Value menus not such a good deal when it comes to nutrition
Here’s some unexpected fallout from the recession — I can call it that now, right?
AIG executives might not be shopping at Big Lots just yet, but the higher income bracket is gobbling cheap junk food.
That’s according to a fast-food industry analyst who says he’s seen a trend toward those making the bigger bucks ordering off the “value menus” right along with poor folks and the middle income. Isn’t it great that the economy is an equalizer?
“Two McDoubles for $2 is a pretty inexpensive way to fill up,” Darren Tristano, a restaurant industry analyst at Technomic Inc. in Chicago, told the Los Angeles Times.
Wonder if Times owner Sam Zell is scarfing bargain burgers yet. Nah — he’ll just rape another pension fund and spring for full price.
The problems with Zell I’m not going to go into. That’s a whole other blog. But the problems with the cheap stuff is that it’s not such a bargain in the long run. A study the Cancer Project released today reminds us of that yet again.
Nutritionists for the Cancer Project examined value menus at five popular fast-food restaurants and found offerings dripping in fat, oozing in cholesterol and caked in sodium.
But then we knew that. What we didn’t know, though, was which picks were the worst:
- Jack in the Box Junior Bacon Cheeseburger
- Taco Bell Cheesy Double Beef Burrito
- Burger King Breakfast Sandwich Biscuit
- McDonald’s McDouble
- Wendy’s Junior Bacon Cheeseburger
The ratings are based on calories, total fat, saturated fat, cholesterol, sodium, fiber, excessive dairy and carcinogens. The latter looks preparation methods such as grilling and processing, which can increase cancer-causing agents in meat.
That explains why two bacon cheeseburgers made the top 5. Their calorie counts aren’t excessive on a fast-food scale — 400 for Jack in the Box, 310 for Wendy’s. But the demerits for processed meat, grilled meat and cheese help weigh them down.
It gives me more ammo in my on-going battle to improve Dad’s diet. The Jack in the Box bacon cheeseburger happens to be his favorite — and he eats two at a time. “See! This stuff is just awful!” I’ll say.
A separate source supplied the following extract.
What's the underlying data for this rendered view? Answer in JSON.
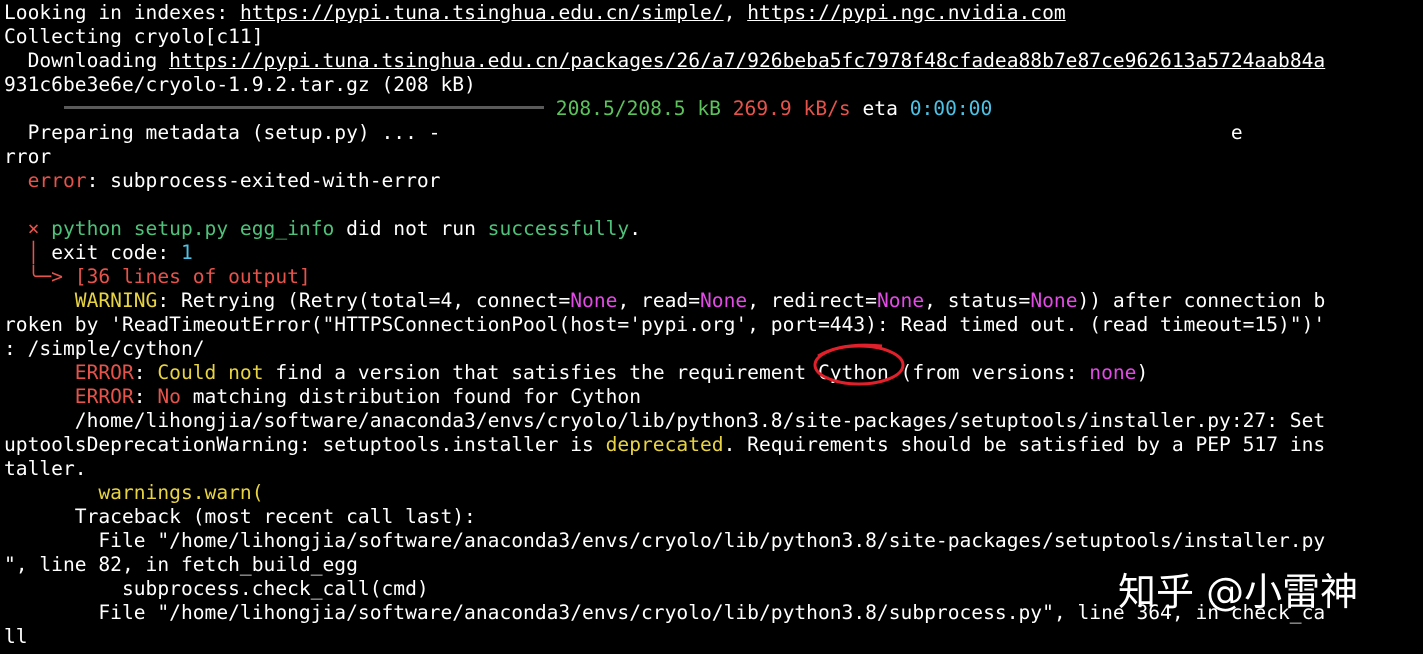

But then he’ll apply the whip to my sanctimonious high horse, which will buck me right off when he mentions “jalapeno poppers.” They’re my favorite treat to sneak in the house in the dead of night, as my fast-food deprived guys dream blissfully of the Happy Meals Mom stingily rations.
The poppers aren’t on the Cancer Project list because they’re too pricey to be “value menu.” I’d preferred the “ignorance is bliss” approach on their nutritional cost until morbid curiosity made me check last night.
“Yikes!” does not begin to touch it.
Let’s see, 530 calories in a seven-piece serving, more than half from fat, almost half the fat saturated. Sodium: 1,600 grams — that’s three-quarters of a day’s load. I might as well apply the poppers straight to my hips — or my arteries. I’d be better off with a Quarter Pounder with cheese.
I’m suddenly feeling the need to roast a vegetable. And next time I give in to the popper demons, I’ll get three instead of seven.
Thanks for the reminder, Cancer Project.